I’d often go for a walk or run along the track that runs up the headland above East Sands Beach at St Andrews, Scotland. At the height of summer, the track is hedged in by a wild garden brimming with flowers, foliage, and life. A trained horticulturalist would be hard pressed to cultivate a more delightful plot.

Blackberries, in flower and with berries in various shades of ripening, were interspersed with an array of poppies, rosehip, wild roses, Scotch thistle (I never knew there were so many varieties), gorse in yellow flower, and daisies in various shades of yellow, white, and mauve. Towering above, framing the border, were bright-pink Rosebay Willowherbs. Bracken softened the edges, and little Peter Rabbit’s kept diving in and out through the undergrowth, as bumblebees ranged among the flowers, and sparrows flitted here and there. Scottish rural splendour.

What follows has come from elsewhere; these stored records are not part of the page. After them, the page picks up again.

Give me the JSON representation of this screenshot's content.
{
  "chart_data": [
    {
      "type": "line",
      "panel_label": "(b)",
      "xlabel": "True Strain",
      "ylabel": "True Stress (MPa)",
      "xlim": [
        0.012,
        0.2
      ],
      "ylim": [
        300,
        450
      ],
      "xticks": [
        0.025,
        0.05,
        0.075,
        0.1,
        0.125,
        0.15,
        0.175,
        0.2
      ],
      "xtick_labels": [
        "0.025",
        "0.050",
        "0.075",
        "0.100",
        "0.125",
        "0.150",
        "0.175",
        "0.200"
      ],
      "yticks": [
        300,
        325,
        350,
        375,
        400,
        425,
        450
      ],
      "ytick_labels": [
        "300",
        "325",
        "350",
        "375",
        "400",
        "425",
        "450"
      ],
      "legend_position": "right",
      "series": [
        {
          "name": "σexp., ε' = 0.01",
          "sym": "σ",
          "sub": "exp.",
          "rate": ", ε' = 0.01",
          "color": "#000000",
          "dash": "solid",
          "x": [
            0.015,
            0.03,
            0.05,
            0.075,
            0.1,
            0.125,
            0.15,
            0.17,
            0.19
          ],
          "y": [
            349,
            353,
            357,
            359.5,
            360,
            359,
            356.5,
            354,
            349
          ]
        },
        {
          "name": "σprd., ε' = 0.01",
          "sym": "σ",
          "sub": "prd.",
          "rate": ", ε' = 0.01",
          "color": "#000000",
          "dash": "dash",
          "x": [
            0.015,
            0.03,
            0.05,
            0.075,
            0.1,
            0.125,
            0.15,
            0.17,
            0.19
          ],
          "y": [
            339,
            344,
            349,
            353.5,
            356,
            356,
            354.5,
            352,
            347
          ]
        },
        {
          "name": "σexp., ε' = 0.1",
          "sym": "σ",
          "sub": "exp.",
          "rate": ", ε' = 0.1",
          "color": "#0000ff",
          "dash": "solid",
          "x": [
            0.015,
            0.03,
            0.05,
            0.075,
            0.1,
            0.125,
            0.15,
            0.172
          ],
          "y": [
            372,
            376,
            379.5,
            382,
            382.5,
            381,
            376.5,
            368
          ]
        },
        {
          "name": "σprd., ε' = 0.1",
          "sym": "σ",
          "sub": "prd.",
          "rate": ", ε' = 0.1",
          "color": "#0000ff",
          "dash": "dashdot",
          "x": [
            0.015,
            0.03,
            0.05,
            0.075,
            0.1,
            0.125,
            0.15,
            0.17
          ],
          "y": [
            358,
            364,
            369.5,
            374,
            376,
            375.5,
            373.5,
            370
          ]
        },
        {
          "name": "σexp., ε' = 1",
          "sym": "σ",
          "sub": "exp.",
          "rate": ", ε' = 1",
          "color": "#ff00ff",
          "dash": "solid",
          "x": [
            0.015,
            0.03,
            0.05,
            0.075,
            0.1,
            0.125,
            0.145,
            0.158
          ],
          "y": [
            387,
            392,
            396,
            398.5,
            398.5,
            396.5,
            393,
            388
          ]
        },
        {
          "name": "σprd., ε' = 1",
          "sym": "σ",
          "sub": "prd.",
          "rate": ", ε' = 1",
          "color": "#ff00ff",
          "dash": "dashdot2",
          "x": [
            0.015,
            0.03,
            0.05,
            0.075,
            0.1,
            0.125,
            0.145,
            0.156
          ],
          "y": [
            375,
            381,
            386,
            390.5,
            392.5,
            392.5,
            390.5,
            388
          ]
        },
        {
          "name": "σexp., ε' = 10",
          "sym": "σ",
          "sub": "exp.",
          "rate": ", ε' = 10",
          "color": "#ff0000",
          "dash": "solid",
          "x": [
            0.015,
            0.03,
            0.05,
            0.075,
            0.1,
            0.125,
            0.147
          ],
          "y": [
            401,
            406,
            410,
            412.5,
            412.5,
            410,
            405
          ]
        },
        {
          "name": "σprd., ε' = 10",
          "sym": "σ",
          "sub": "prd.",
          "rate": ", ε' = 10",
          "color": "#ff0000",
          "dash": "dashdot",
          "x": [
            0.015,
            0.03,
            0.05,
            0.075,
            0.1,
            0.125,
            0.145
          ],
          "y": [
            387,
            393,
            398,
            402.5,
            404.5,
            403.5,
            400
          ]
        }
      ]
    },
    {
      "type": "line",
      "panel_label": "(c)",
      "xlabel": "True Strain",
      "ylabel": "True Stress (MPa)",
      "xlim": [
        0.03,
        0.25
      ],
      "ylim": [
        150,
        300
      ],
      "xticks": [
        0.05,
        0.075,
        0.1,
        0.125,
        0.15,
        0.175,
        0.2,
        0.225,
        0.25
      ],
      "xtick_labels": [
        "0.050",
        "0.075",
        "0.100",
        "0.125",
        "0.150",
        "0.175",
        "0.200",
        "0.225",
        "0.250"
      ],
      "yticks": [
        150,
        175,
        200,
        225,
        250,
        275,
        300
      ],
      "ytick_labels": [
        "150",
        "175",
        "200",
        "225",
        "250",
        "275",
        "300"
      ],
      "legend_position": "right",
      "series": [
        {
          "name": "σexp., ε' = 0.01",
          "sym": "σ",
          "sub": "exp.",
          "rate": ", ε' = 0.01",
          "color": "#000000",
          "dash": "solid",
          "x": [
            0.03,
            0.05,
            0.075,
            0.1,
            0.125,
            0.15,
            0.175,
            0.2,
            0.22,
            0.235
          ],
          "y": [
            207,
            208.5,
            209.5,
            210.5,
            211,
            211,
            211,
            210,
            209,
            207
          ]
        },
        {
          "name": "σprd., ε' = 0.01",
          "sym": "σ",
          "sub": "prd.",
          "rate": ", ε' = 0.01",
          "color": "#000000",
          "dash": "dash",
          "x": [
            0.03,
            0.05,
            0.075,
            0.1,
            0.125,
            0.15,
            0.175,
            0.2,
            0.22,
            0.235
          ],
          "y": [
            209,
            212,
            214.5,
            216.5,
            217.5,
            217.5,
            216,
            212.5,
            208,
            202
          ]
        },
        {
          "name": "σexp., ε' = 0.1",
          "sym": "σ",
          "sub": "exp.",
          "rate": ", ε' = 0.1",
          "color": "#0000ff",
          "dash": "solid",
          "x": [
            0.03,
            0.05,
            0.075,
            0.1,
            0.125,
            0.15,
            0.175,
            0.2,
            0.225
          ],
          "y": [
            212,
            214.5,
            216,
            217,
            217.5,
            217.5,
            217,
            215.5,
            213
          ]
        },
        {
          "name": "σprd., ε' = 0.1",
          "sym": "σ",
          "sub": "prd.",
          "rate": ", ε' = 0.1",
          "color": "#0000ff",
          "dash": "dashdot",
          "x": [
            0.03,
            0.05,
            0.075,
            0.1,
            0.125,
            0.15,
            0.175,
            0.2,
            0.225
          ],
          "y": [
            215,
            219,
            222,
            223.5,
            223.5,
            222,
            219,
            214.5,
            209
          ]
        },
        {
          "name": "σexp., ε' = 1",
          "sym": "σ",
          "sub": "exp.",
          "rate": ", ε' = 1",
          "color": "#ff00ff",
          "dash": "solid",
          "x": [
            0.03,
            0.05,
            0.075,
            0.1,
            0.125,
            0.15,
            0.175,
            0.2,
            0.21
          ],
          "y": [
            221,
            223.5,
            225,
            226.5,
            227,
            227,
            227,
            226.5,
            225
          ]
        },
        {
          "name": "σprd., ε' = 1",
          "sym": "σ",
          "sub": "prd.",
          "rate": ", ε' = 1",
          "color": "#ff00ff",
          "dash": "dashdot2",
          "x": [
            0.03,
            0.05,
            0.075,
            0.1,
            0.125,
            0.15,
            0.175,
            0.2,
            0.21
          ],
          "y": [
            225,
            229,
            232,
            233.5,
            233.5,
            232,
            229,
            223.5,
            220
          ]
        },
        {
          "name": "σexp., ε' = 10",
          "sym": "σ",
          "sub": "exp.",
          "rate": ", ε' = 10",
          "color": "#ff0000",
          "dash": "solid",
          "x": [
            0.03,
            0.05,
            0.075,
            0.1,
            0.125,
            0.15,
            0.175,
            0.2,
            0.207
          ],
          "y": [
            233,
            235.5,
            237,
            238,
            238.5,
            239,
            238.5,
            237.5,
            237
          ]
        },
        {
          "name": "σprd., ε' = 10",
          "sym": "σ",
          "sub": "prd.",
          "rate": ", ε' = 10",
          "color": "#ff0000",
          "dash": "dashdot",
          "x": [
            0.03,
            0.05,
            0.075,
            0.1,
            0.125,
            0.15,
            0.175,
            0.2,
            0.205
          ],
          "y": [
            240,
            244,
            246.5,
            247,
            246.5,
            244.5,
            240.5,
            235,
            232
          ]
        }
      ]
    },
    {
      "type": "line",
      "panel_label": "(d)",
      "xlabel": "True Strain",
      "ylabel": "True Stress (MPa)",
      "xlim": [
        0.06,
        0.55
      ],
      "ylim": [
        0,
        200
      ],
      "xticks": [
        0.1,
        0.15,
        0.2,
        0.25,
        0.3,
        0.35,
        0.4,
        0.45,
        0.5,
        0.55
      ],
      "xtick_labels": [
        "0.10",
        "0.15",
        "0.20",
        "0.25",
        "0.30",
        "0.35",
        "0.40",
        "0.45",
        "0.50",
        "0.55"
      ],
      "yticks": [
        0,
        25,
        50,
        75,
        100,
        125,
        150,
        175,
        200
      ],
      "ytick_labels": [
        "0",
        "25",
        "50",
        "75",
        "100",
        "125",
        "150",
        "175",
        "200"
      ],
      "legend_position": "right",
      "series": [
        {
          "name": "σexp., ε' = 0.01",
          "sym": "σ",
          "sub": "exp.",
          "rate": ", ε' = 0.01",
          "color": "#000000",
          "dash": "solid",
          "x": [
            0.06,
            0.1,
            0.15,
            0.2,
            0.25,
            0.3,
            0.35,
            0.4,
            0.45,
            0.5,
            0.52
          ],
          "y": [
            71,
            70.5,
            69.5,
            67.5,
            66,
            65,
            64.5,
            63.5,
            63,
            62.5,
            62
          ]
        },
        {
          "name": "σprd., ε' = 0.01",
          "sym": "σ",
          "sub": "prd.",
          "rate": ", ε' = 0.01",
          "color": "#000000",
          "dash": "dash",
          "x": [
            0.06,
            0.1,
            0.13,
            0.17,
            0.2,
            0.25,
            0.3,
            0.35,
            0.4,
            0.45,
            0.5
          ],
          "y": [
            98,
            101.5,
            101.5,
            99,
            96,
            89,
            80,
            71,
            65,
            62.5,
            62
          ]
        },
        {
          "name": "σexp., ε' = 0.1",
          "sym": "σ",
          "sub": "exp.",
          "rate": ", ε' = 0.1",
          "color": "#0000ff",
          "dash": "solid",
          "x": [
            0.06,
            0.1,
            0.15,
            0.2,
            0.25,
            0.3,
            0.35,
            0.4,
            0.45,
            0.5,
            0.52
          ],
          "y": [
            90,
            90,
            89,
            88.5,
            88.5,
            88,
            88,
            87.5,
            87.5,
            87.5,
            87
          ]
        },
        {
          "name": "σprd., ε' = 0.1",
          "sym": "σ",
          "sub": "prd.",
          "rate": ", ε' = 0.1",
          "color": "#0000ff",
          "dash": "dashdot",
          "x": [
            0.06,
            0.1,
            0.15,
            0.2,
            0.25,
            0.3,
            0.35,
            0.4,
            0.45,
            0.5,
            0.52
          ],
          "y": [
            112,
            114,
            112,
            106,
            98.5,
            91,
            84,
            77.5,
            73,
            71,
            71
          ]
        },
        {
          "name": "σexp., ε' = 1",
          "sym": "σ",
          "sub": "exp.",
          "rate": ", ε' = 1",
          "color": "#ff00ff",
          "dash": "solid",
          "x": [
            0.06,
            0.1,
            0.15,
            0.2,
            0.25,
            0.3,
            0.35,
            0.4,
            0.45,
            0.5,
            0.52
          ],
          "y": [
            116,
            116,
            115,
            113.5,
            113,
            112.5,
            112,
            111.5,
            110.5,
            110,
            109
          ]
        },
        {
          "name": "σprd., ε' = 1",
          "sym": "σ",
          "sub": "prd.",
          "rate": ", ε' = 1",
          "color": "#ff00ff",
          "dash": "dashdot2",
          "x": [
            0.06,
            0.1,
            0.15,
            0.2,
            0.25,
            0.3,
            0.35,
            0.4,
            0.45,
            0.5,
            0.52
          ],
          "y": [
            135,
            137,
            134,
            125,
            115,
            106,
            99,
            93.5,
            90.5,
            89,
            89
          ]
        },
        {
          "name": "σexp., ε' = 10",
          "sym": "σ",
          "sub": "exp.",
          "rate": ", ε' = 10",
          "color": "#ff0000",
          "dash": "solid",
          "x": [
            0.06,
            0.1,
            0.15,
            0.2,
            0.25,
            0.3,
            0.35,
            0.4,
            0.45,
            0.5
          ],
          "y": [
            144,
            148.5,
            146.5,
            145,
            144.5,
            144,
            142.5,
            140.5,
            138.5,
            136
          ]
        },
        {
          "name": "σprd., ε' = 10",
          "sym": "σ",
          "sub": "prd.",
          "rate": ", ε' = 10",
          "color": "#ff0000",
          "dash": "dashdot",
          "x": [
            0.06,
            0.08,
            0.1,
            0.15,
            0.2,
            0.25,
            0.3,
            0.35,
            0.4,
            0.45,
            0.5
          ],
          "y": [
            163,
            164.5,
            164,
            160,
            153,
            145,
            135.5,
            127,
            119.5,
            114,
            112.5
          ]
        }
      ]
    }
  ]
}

Now imagine this: a walking track above an Australian beach lined with blackberries, Scotch thistle, Gorse, Bracken fern, rabbits, and sparrows. Awful! Nothing but pests the council should earmark for destruction.

Can you see how much context shapes our perceptions and thereby our behaviour? Just because something doesn’t ‘fit’ into my world the way I want it to, doesn’t mean that it is ugly or useless or somehow unworthy of my attention.

There is beauty in every good thing God has created. Even more so, there is beauty, glory, and wonder in every person made in God’s image. We must never write people off, dismiss, or disregard them. Praise God! Scottish weeds, when understood rightly in context, make for a splendidly wild Scottish garden.